This is where volume control quality comes into play. Cheaper potentiometers will often be poorly matched between Left / Right channels especially at lower volume levels. The ubiquitous Alps RK27 is OK but maybe not great here, at least when you get up to the level of that Cary (I don’t know what the Cary uses, but there’s a good chance it’s this). This is why the insane Alps RK50 goes for such a premium. If you open it up the Alps RK27 is easily recognizable by its sandwich of 2 or 4 navy blue plastic "gangs" (they used to call this part "Blue Velvet") and a metal can motor & controller at the end (optional for remote volume control). The RK50 is a huge beautiful cylindrical brass beast (it won’t be this) and requires an external motor rig with belt drive to be remote controlled.
On the flip side a good stepped attenuator is utterly transparent sounding and well matched at all levels, but the steps themselves are too big on the lower end of its scale so it can be impossible to find the "right" volume when you have too much gain.
Digital volume controls give good matching and good granularity, but some will claim they don’t sound as good as the other 2 types.
Besides channel matching, the other problem with high gain preamps is that your music signal will be riding closer to the noise floor anytime you’re not utilizing most of its gain. So you’re much more likely to hear a hissss noise floor. The suggested attenuators will help BOTH your channel matching and signal to noise ratio.

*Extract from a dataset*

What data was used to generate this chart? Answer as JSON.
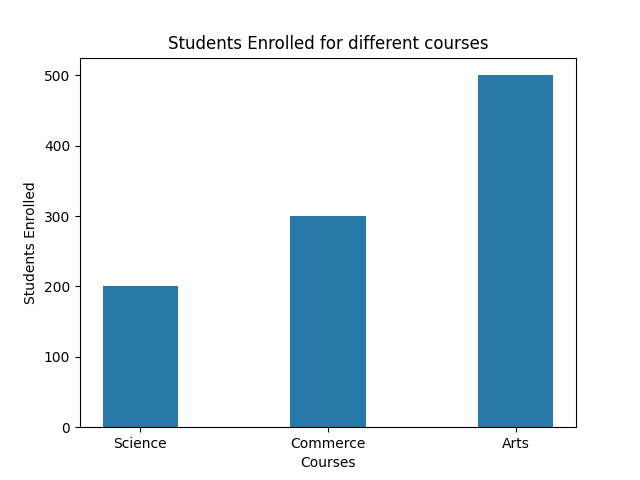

The problem with some tube preamps is that it’s very easy to provide "way too much" gain for use with modern digital sources, with many tube circuits. Look at some of 1970s/80s ARC/ CJ tube preamps with ludicrous 20dB+ gains and 12AX7 tubes - this was before the digital age really took hold. Most balanced DACs push out 4 Volts. That’s way more than required to slam most amps well into clipping without ANY added gain from a line stage.